De-coding the Architectural Typologies of Rio de Janeiro’s Favelas

PhD STAGES:

EVALUATION STAGES:

Presentation / discussion and Selection

MATERIALS:

Abstract

DISCIPLINES:

Architecture, Computing, and Urban design
A Computational Design Contribution to the Debate over the Regularisation of Favelas
Valeria Ena

Abstract

The project focuses on the ongoing process of regularisation of Rio de Janeiro’s favelas. Indeed, since 1992, Rio’s master plans established that legal codes, regularising and protecting the typicality of the occupation of favelas, had to be developed. However, in practice, this did not materialise, as standard-based norms turned out to be unsuitable to regularise favelas.
Rio’s master plan stated an interdisciplinary problem between the lines, raising the question of what rules mould the type/s of occupation of Rio’s favelas. This problem concerns many urban disciplines like planning, sociology, jurisprudence, but also architecture. Indeed, to explicit the rules that shape favelas, means to de-code the process of their construction as well. Nevertheless, to the knowledge of the author, there is virtually no literature dealing with this problem in the field of architecture.
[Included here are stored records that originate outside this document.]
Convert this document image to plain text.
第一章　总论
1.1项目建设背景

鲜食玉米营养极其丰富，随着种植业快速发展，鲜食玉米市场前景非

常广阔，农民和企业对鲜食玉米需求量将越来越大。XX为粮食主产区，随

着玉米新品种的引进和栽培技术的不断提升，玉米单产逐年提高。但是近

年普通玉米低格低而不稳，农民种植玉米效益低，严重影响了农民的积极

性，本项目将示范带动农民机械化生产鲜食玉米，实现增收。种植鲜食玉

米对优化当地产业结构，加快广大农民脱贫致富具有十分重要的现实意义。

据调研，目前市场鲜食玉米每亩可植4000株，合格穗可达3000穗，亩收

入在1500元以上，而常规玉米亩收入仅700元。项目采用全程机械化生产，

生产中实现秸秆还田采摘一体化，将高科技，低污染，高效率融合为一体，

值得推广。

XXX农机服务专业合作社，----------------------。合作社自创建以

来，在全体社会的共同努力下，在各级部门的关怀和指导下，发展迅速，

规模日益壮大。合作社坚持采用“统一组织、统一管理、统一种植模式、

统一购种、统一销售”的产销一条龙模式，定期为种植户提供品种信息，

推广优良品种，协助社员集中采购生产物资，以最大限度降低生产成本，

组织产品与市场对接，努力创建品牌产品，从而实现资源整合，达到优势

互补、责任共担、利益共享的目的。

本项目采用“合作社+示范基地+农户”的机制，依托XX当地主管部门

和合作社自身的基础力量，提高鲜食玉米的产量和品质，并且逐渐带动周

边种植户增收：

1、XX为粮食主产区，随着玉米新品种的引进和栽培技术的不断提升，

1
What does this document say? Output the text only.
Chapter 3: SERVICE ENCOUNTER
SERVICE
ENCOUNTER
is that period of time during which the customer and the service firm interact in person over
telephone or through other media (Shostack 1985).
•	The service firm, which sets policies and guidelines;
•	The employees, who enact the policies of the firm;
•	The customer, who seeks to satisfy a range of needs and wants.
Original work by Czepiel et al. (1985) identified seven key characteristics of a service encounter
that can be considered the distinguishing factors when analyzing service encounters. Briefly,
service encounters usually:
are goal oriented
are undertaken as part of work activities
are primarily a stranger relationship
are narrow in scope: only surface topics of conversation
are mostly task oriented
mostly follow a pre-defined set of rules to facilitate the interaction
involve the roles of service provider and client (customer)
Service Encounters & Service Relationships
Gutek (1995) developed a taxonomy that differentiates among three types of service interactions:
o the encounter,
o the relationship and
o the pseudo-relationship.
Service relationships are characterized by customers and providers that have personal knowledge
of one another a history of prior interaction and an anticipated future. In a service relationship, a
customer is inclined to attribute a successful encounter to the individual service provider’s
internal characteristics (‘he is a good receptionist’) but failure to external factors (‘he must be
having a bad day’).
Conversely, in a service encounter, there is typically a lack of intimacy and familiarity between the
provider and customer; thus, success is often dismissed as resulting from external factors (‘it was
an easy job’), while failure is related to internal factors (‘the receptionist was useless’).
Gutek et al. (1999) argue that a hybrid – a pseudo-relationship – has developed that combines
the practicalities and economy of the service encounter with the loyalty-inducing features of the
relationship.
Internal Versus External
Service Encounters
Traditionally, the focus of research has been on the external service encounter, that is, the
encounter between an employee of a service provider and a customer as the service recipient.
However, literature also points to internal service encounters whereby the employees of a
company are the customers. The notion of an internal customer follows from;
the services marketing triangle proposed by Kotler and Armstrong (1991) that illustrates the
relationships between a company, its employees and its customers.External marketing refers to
In this sense, this research aims at filling this critical gap.
The objective is to define a rule-based typological analysis. Such analysis is meant to ease the process of legally evaluating the rules that led the process of construction of Rio’s favelas. Specifically, the analysis is expected to make clear the relations within and between the material and social features that inform the typologies of favelas since their emergence. Besides, to define whether they mould morphological and/or typological variations.
By computational means, the project (1) systematises and classifies those variables that notably defines differences among favelas morphologies, (2) analyses the typologies of favelas and turns explicit their rules of construction, by employing shape grammar, (3) validates the outcomes of the analysis by a sample of Rio’s favelas.
To sum up, this project aims at shedding new light on the rarely acknowledged issue of favelas as urban types. This contribution strives to equip all the actors involved in the debate over regularisation with an analytical representation of the socially acknowledged, yet unofficial, rules that have been moulding favelas so far.